PERUBAHAN EKSPETASI PENGALAMAN PERJALANAN PELANGGAN HADAPI DENGAN STRATEGI PENDEKATAN WISATAWAN-SENTRIS
Tourism for Us – Pascapandemi COVID-19, pelaku industri perjalanan dan pariwisata tidak hanya menghadapi disrupsi teknologi tetapi juga perubahan ekspetasi pengalaman perjalanan wisatawan. Usaha-usaha pariwisata, termasuk industri operator tur dan agen perjalanan, dituntut untuk beradaptasi atau mengubah strategi-strateginya agar bisnis dapat beroperasi kembali.
Dari pengalaman menyeluruh hingga rencana perjalanan yang fleksibel, agen perjalanan dan operator tur harus terus menyesuaikan diri dan beradaptasi dengan preferensi yang terus berkembang serta meningkatnya harapan wisatawan.
Karena bisnis dimulai dari nol pascapandemi, pelaku pariwisata harus melakukan evaluasi dari bisnis sebelumnya. Operator tur dan agen perjalanan harus mengetahui apa yang menjadi minat pelanggan dan apa yang mereka butuhkan saat ini dan di masa mendatang untuk mengembangkan atau mengembangkan kembali produk-produknya.
Salah satu caranya adalah dengan menanyakan kebutuhan wisatawan saat ini. Kita bisa menghubungi secara langsung klien yang ada di daftar kontak atau menghadiri pameran dagang atau pameran perjalanan untuk mendapatkan wawasan.
Tren traveling pascapandemi semakin cenderung lebih kecil ukurannya dan sebagian besar merupakan keluarga dan komunitas. Hal ini membuka peluang-peluang bagi operator tur untuk menciptakan berbagai jenis kegiatan atau program baru. Sehingga perjalanannya pun lebih beragam daripada sebelumnya.
Paket-paket tersebut kemudian dibagi lagi menjadi paket perorangan dan kelompok-kelompok kecil. Hal itu akan membantu operator tur dan agen perjalanan dalam melakukan segmentasi pasar dan mengetahui di mana promosi sebaiknya dilakukan.

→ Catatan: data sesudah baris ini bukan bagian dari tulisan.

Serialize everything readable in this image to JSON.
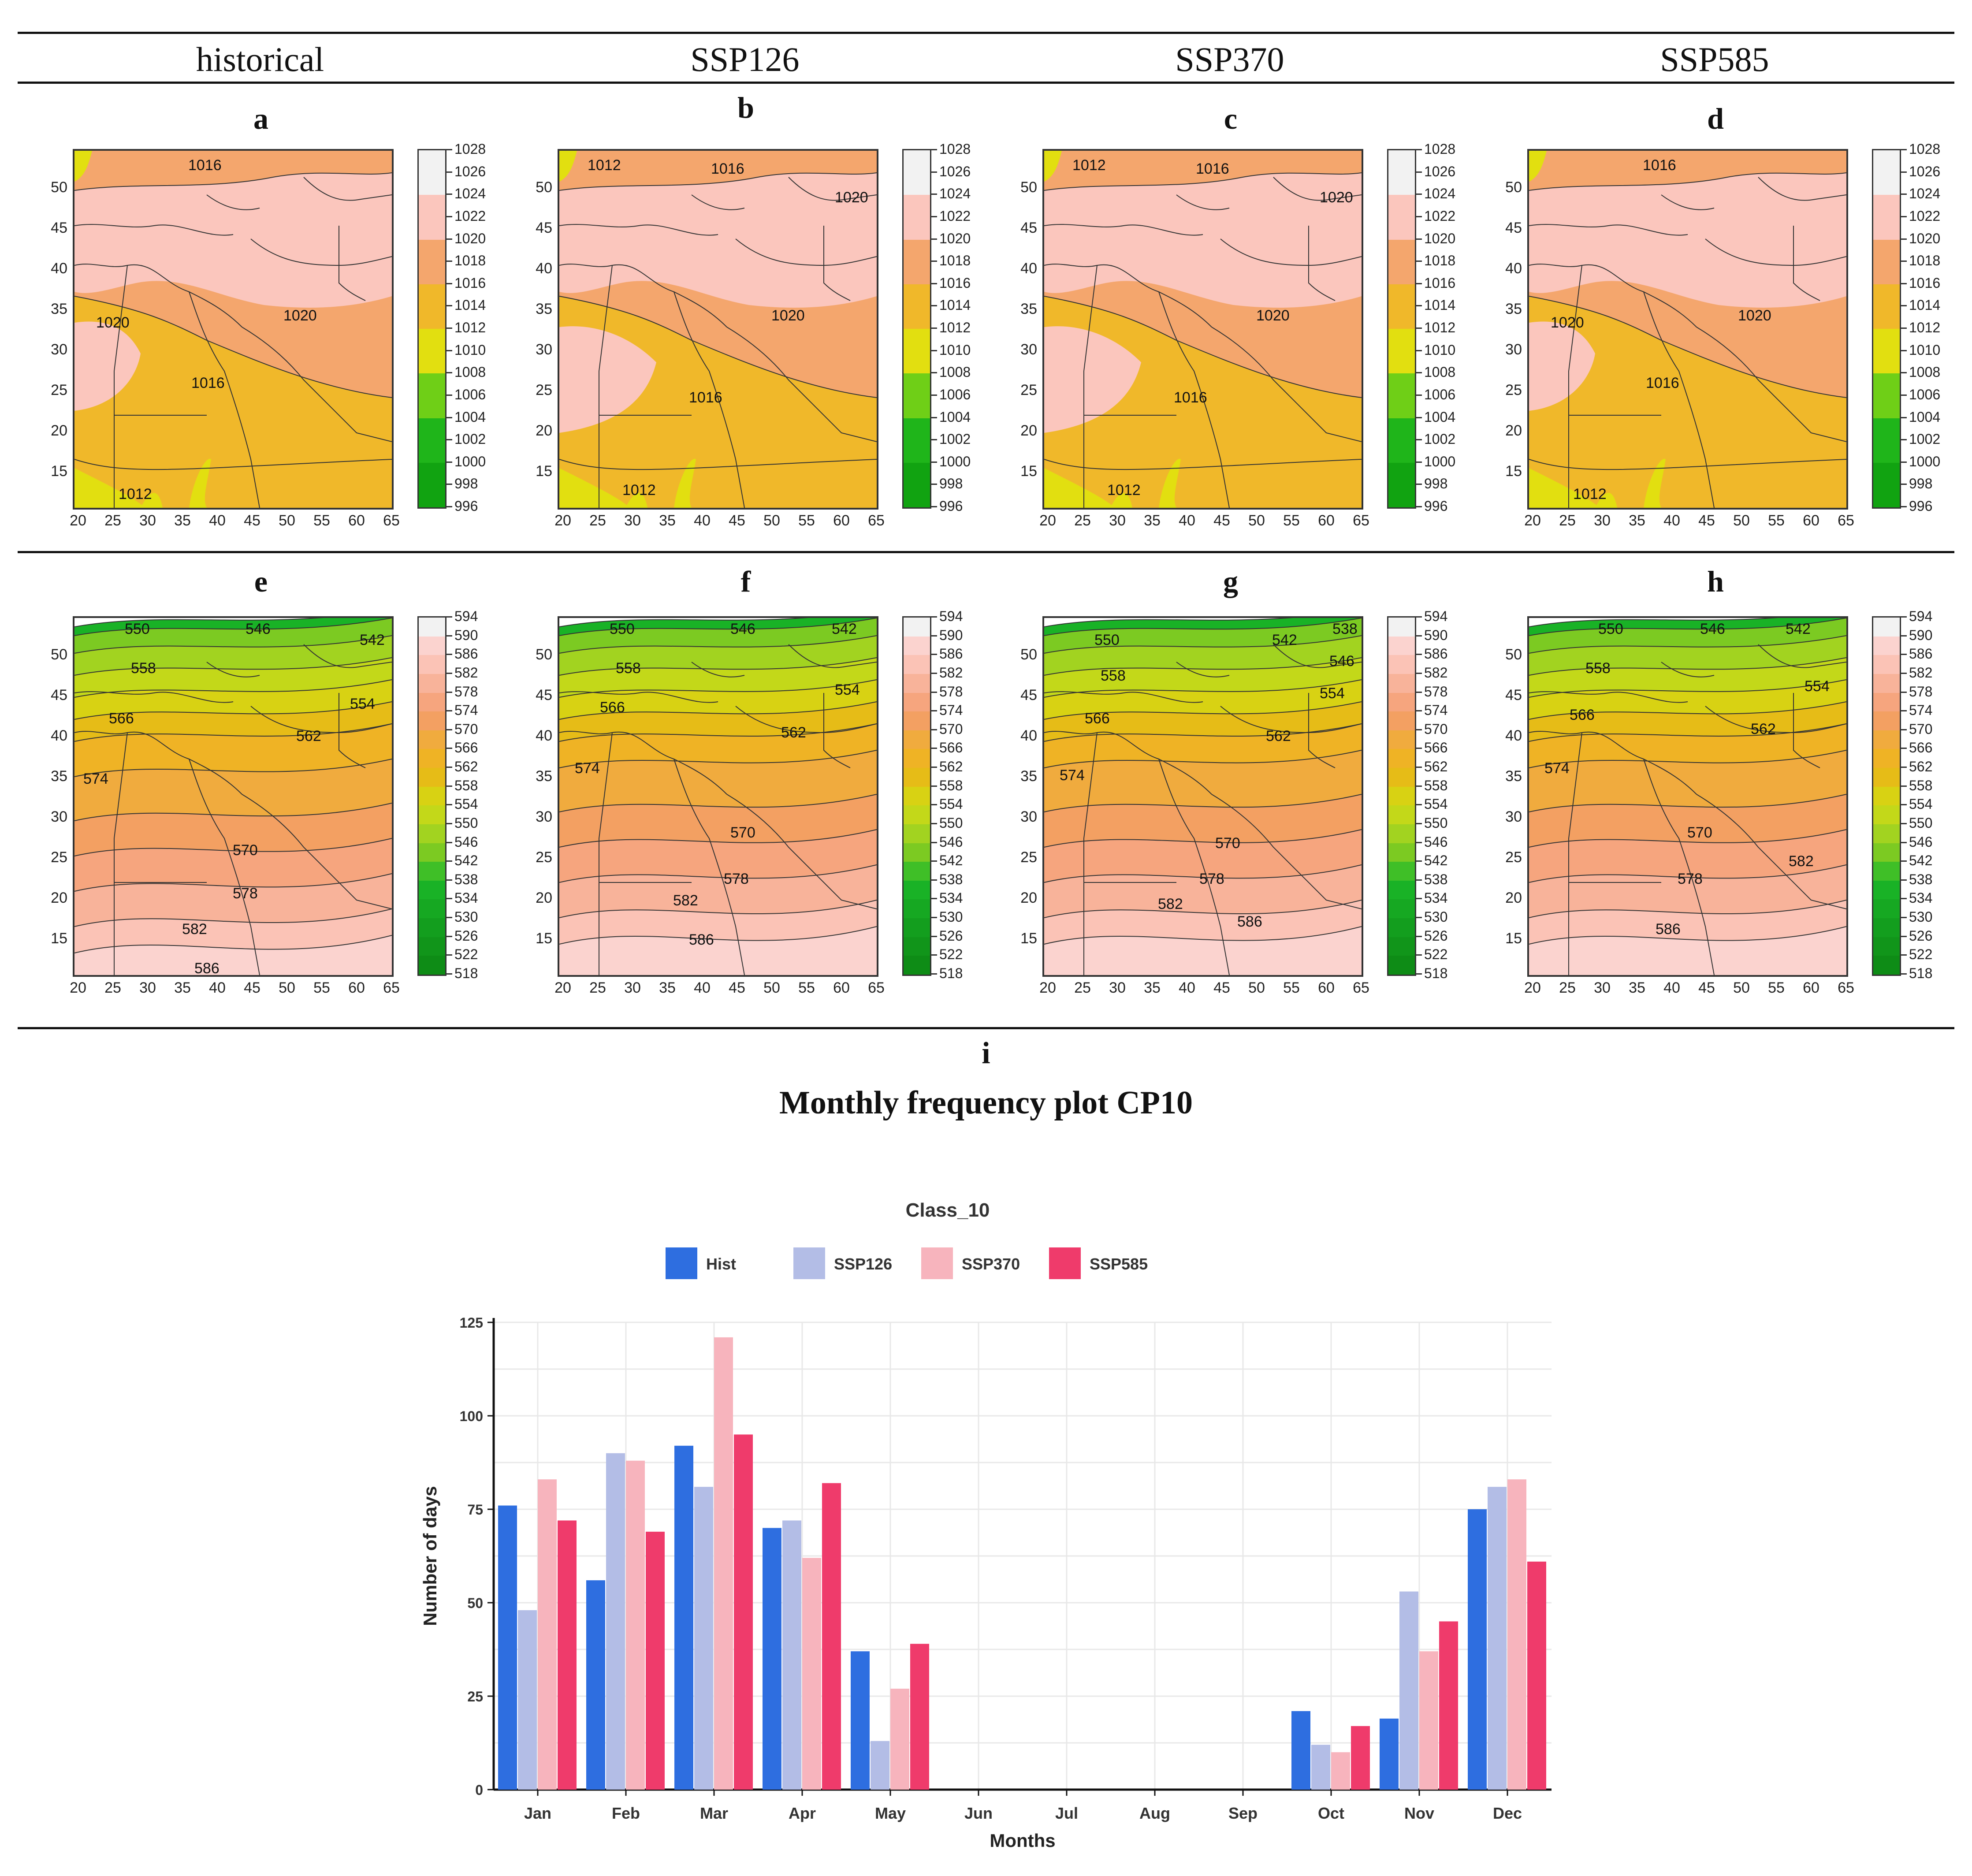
{
  "scenarios": [
    "historical",
    "SSP126",
    "SSP370",
    "SSP585"
  ],
  "row1_labels": [
    "a",
    "b",
    "c",
    "d"
  ],
  "row2_labels": [
    "e",
    "f",
    "g",
    "h"
  ],
  "panel_i_label": "i",
  "panel_i_title": "Monthly frequency plot CP10",
  "map_lat_ticks": [
    "50",
    "45",
    "40",
    "35",
    "30",
    "25",
    "20",
    "15"
  ],
  "map_lon_ticks": [
    "20",
    "25",
    "30",
    "35",
    "40",
    "45",
    "50",
    "55",
    "60",
    "65"
  ],
  "slp_colorbar": {
    "ticks": [
      "1028",
      "1026",
      "1024",
      "1022",
      "1020",
      "1018",
      "1016",
      "1014",
      "1012",
      "1010",
      "1008",
      "1006",
      "1004",
      "1002",
      "1000",
      "998",
      "996"
    ],
    "colors": [
      "#f2f2f2",
      "#f2f2f2",
      "#fbc6bd",
      "#fbc6bd",
      "#f4a66d",
      "#f4a66d",
      "#f0b82a",
      "#f0b82a",
      "#e2df10",
      "#e2df10",
      "#6fcf17",
      "#6fcf17",
      "#1fb51a",
      "#1fb51a",
      "#11a311",
      "#11a311"
    ]
  },
  "z500_colorbar": {
    "ticks": [
      "594",
      "590",
      "586",
      "582",
      "578",
      "574",
      "570",
      "566",
      "562",
      "558",
      "554",
      "550",
      "546",
      "542",
      "538",
      "534",
      "530",
      "526",
      "522",
      "518"
    ],
    "colors": [
      "#f2f2f2",
      "#fbd3cf",
      "#fbc3b6",
      "#f8b39a",
      "#f6a57e",
      "#f3a062",
      "#f0ab3e",
      "#efb325",
      "#e6bc17",
      "#d8d213",
      "#c3d819",
      "#a2d320",
      "#7cca22",
      "#3fbf27",
      "#19b226",
      "#16a822",
      "#139e1e",
      "#11951a",
      "#0e8c16"
    ]
  },
  "slp_contour_labels": [
    [
      "1016",
      "1020",
      "1020",
      "1016",
      "1012"
    ],
    [
      "1012",
      "1016",
      "1020",
      "1020",
      "1016",
      "1012"
    ],
    [
      "1012",
      "1016",
      "1020",
      "1020",
      "1016",
      "1012"
    ],
    [
      "1016",
      "1020",
      "1020",
      "1016",
      "1012"
    ]
  ],
  "z500_contour_labels": [
    [
      "550",
      "546",
      "542",
      "558",
      "554",
      "566",
      "562",
      "574",
      "570",
      "578",
      "582",
      "586"
    ],
    [
      "550",
      "546",
      "542",
      "558",
      "554",
      "566",
      "562",
      "574",
      "570",
      "578",
      "582",
      "586"
    ],
    [
      "550",
      "542",
      "538",
      "546",
      "558",
      "554",
      "566",
      "562",
      "574",
      "570",
      "578",
      "582",
      "586"
    ],
    [
      "550",
      "546",
      "542",
      "558",
      "554",
      "566",
      "562",
      "574",
      "570",
      "582",
      "578",
      "586"
    ]
  ],
  "chart_data": {
    "type": "bar",
    "title": "Class_10",
    "xlabel": "Months",
    "ylabel": "Number of days",
    "categories": [
      "Jan",
      "Feb",
      "Mar",
      "Apr",
      "May",
      "Jun",
      "Jul",
      "Aug",
      "Sep",
      "Oct",
      "Nov",
      "Dec"
    ],
    "yticks": [
      0,
      25,
      50,
      75,
      100,
      125
    ],
    "ylim": [
      0,
      125
    ],
    "grid": true,
    "legend_position": "top",
    "series": [
      {
        "name": "Hist",
        "color": "#2e6ee0",
        "values": [
          76,
          56,
          92,
          70,
          37,
          0,
          0,
          0,
          0,
          21,
          19,
          75
        ]
      },
      {
        "name": "SSP126",
        "color": "#b3bde6",
        "values": [
          48,
          90,
          81,
          72,
          13,
          0,
          0,
          0,
          0,
          12,
          53,
          81
        ]
      },
      {
        "name": "SSP370",
        "color": "#f7b4bd",
        "values": [
          83,
          88,
          121,
          62,
          27,
          0,
          0,
          0,
          0,
          10,
          37,
          83
        ]
      },
      {
        "name": "SSP585",
        "color": "#ef3b6b",
        "values": [
          72,
          69,
          95,
          82,
          39,
          0,
          0,
          0,
          0,
          17,
          45,
          61
        ]
      }
    ]
  }
}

Ada teknologi yang terlibat dalam setiap fase, mulai dari peninjauan, pengembangan hingga pemasaran dan penjualan. Karena pesatnya perkembangan teknologi perjalanan, ekspektasi para pelancong pun semakin tinggi. Namun, tampaknya mereka masih mencari dan menginginkan sentuhan manusia dalam pengalaman perjalanannya.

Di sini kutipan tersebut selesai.